Третий смотрит на второго:
— Вы поэтому смеялись?
А второй берет за грудки первого:
— Ты почему смеялся?
— Я? А вы разве ничего не слышали? Серафим-то, говорят, целую ночь миловал этого цыгана, Ангела, ха-ха-ха… в бабьей одежде!..
Второй:
— Враки! Он один сидел, чтоб мне не сдвинуться с этого места! Только как его закрыли снаружи, он — хлоп — и себя изнутри закрыл.
Третий:
— Не дойти мне до дому, если он всю ночь не просидел с мамой Надеждой! Я вам говорю!
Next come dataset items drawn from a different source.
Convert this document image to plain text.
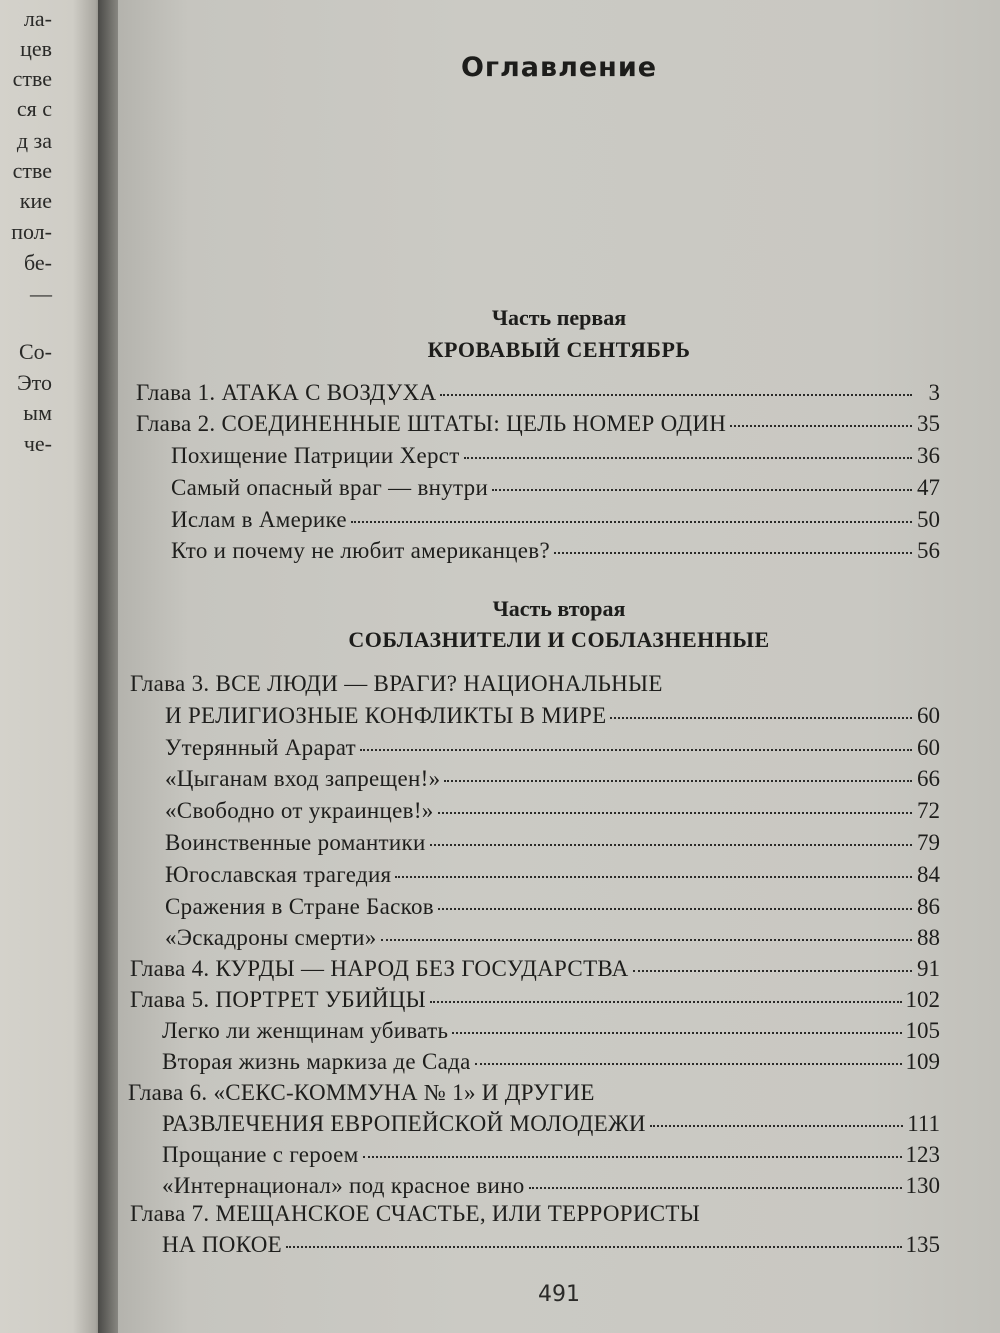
ла-
цев
стве
ся с
д за
стве
кие
пол-
бе-
—
Со-
Это
ым
че-
Оглавление
Часть первая
КРОВАВЫЙ СЕНТЯБРЬ
Глава 1. АТАКА С ВОЗДУХА	3
Глава 2. СОЕДИНЕННЫЕ ШТАТЫ: ЦЕЛЬ НОМЕР ОДИН	35
Похищение Патриции Херст	36
Самый опасный враг — внутри	47
Ислам в Америке	50
Кто и почему не любит американцев?	56
Часть вторая
СОБЛАЗНИТЕЛИ И СОБЛАЗНЕННЫЕ
Глава 3. ВСЕ ЛЮДИ — ВРАГИ? НАЦИОНАЛЬНЫЕ
И РЕЛИГИОЗНЫЕ КОНФЛИКТЫ В МИРЕ	60
Утерянный Арарат	60
«Цыганам вход запрещен!»	66
«Свободно от украинцев!»	72
Воинственные романтики	79
Югославская трагедия	84
Сражения в Стране Басков	86
«Эскадроны смерти»	88
Глава 4. КУРДЫ — НАРОД БЕЗ ГОСУДАРСТВА	91
Глава 5. ПОРТРЕТ УБИЙЦЫ	102
Легко ли женщинам убивать	105
Вторая жизнь маркиза де Сада	109
Глава 6. «СЕКС-КОММУНА № 1» И ДРУГИЕ
РАЗВЛЕЧЕНИЯ ЕВРОПЕЙСКОЙ МОЛОДЕЖИ	111
Прощание с героем	123
«Интернационал» под красное вино	130
Глава 7. МЕЩАНСКОЕ СЧАСТЬЕ, ИЛИ ТЕРРОРИСТЫ
НА ПОКОЕ	135
491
И втолковывали друг другу, что все-таки дыма без огня не бывает, но и после всех разговоров расставались с тремя разными мнениями, в которых еще оставалось девять неясностей, а если вокруг столько неясного, что же голове делать — баклуши бить, что ли?
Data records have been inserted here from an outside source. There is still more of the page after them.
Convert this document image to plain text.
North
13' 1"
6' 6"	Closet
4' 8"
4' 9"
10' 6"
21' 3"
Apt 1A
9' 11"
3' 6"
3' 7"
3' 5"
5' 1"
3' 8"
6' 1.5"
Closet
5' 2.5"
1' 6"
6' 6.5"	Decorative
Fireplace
Ворожба и проклятие? Эхе, многое случалось на этом свете, а что, в конце концов разве не добирались до сути?
— Что это я слышал, Ангел, правду ли говорят?
— Что именно?
— Что был у тебя большой спор с Серафимом?
— У меня?! Какой спор?
— Да у крестной Надежды в доме…
Услышав такое, Ангел хмурился и, если сидел за столом, отодвигал от себя миску, обиженный.